Les choix productifs des entreprises ont des incidences sociétales de grande envergure. Ils sont politiques.
La démocratie doit maintenant s’emparer des finalités des entreprises en totalité. Elle doit élaborer l’intérêt collectif qui légitime l’activité des entreprises.
Mais ces entreprises réformées sont elles réalistes ? Existe-t-il des exemples ?
Philippe Frémeaux le pense :
Dans un moment où les excès du capitalisme actionnarial font émerger le besoin d’une meilleure prise en compte des intérêts des différentes parties prenantes à la vie des entreprises (salariés, collectivités locales, etc.), beaucoup se tournent vers l’économie sociale et solidaire (ESS) pour trouver une réponse : les organisations de l’ESS n’ont en effet pas pour objectif de maximiser leur résultat mais, au contraire, de répondre aux besoins de leurs adhérents, associés ou sociétaires, et leur gouvernance se veut démocratique.
Pour une transition vers une économie non-violente, faut-il que l’ensemble des entreprises deviennent sociales et solidaires ? Que ce ne soit pas un choix mais une volonté du législateur ? C’est fort probable.
L’économie non-violente passe donc selon moi par une réforme profonde des institutions économiques. Une action politique de première importance devrait donc être menée pour porter cette réforme.
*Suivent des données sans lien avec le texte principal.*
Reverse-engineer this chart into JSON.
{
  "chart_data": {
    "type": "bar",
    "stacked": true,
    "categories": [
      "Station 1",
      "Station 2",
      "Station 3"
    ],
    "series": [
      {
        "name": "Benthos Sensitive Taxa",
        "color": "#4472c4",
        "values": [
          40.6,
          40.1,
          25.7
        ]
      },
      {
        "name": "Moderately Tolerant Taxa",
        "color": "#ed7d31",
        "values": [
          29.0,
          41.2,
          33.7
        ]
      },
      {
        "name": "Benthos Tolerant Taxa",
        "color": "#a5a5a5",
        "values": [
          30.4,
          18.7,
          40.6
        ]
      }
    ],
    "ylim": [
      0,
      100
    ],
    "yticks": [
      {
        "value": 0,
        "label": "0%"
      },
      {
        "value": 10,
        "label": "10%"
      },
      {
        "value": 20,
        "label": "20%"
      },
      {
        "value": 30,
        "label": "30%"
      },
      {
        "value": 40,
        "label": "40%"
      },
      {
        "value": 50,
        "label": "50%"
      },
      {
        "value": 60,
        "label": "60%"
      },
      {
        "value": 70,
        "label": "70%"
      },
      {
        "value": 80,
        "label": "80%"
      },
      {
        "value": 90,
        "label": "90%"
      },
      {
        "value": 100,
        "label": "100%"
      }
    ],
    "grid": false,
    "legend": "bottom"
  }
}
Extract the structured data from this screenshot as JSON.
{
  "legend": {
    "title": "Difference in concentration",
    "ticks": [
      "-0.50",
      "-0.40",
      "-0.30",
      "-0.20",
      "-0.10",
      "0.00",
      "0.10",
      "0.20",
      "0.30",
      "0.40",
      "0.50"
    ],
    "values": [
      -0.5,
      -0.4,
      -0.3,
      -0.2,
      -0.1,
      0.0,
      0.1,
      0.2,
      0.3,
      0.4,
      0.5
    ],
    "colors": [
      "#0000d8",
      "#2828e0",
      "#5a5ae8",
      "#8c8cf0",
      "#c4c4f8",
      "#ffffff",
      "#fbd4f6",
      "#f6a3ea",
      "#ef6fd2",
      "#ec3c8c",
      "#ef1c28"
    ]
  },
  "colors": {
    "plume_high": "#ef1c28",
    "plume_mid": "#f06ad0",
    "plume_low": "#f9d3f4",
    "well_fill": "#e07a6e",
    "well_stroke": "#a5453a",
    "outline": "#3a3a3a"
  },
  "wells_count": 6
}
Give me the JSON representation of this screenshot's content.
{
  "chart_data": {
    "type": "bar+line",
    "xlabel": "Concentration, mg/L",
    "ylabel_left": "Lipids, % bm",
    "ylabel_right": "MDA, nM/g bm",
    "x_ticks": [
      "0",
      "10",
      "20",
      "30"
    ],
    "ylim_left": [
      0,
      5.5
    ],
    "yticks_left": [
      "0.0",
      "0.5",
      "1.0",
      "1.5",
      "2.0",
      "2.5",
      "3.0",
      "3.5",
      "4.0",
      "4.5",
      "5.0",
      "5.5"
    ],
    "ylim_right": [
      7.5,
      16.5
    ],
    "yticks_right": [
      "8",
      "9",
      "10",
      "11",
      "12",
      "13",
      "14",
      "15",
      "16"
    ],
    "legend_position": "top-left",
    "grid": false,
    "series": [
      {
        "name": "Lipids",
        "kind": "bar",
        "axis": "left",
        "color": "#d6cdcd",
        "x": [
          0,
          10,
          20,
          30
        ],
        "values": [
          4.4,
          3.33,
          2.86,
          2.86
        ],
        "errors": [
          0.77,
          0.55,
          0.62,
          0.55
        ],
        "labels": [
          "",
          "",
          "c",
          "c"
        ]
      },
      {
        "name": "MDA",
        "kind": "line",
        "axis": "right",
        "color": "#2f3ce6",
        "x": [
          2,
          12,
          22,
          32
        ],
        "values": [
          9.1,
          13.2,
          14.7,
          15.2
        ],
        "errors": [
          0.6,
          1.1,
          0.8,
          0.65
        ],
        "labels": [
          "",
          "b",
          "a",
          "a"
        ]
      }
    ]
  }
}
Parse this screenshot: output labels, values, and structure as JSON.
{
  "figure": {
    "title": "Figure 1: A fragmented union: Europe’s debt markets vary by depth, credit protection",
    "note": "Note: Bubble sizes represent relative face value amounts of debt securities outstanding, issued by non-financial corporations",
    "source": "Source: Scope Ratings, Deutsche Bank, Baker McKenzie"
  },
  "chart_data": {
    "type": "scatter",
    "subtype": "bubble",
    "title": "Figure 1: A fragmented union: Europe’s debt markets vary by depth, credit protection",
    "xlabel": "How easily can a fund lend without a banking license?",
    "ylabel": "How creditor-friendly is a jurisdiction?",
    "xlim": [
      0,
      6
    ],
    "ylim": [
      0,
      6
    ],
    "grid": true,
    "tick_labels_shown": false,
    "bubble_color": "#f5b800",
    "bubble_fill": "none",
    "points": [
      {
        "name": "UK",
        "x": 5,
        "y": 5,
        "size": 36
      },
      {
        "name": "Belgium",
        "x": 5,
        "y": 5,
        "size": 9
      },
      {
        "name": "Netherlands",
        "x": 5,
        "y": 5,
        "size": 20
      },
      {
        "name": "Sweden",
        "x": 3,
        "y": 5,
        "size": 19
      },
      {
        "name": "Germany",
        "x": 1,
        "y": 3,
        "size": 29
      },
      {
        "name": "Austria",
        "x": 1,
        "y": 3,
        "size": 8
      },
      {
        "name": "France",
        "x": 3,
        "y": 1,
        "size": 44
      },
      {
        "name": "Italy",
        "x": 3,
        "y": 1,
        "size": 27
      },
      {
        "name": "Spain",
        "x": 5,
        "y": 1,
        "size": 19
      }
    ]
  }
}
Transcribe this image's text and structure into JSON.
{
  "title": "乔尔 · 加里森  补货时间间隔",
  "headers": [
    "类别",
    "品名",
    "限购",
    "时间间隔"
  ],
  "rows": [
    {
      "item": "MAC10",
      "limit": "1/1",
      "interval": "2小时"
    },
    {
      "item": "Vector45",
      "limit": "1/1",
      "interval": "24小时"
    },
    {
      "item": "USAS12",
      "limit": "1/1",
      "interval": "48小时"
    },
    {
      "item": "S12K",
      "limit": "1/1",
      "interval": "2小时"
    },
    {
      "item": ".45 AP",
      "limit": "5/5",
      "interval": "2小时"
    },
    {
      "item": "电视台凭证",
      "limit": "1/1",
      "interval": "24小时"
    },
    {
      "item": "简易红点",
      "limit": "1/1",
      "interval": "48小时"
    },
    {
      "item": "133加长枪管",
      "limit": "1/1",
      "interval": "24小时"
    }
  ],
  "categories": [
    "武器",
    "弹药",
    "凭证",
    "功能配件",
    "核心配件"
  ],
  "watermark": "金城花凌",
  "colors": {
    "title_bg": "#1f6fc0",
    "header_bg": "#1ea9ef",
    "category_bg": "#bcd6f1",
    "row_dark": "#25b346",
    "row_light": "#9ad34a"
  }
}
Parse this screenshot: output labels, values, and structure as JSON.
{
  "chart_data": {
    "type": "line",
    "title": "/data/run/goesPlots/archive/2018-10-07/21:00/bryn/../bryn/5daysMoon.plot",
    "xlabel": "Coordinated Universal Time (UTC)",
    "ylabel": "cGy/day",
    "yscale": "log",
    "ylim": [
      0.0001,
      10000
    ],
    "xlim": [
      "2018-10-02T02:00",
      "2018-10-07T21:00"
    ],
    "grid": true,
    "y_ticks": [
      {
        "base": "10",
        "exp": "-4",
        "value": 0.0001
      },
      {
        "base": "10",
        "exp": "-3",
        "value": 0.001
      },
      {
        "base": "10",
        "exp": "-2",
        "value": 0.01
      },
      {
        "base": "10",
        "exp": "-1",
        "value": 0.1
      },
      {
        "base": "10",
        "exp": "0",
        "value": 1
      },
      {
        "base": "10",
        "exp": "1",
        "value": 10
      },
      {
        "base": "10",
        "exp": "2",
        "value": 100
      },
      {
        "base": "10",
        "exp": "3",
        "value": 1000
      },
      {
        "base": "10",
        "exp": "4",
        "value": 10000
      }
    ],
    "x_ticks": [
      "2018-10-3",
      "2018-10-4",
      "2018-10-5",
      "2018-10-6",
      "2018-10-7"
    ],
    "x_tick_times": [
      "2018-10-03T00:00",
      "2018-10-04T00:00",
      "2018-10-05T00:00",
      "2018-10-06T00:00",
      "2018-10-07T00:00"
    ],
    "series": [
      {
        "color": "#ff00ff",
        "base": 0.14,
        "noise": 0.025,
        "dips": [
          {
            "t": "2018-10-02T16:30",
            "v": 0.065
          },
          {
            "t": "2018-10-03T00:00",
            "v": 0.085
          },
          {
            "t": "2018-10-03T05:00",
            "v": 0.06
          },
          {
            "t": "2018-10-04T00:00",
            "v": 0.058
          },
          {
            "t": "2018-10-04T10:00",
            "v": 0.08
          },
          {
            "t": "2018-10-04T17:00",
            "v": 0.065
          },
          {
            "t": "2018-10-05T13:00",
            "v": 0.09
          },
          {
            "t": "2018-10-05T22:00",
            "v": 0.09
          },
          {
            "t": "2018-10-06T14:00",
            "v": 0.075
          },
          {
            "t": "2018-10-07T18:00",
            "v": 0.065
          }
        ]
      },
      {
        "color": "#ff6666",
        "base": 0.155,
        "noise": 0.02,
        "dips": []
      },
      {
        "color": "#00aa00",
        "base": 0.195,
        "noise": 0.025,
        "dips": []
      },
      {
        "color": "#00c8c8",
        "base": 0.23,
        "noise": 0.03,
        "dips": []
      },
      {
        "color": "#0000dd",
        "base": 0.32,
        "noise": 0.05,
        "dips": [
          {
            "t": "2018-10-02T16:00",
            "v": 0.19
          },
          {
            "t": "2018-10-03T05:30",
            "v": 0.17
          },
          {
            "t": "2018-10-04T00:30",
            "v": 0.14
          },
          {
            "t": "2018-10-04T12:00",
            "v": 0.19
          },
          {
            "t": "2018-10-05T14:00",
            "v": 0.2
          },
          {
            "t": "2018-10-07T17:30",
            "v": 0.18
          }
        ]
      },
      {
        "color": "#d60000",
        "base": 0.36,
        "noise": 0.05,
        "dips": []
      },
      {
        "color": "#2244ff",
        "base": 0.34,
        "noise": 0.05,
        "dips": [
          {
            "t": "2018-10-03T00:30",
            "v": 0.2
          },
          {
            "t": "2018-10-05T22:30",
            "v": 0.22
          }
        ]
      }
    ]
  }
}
Mais elle doit être précédée par un large débat public sans lequel une évolution de cette importance restera une pure utopie.
[1] Solar Impulse représente à coup sûr un exploit scientifique et humain. Il ne préfigure cependant en rien le transport aérien du futur.
[2] Turner, G. (2014). Is global collapse imminent. MSSI Research Paper, (4).
[3] Aglietta, M., & Reberioux, A. (2004). Du capitalisme financier au renouveau de la social-démocratie. Centre Saint-Gobain pour la recherche en économie.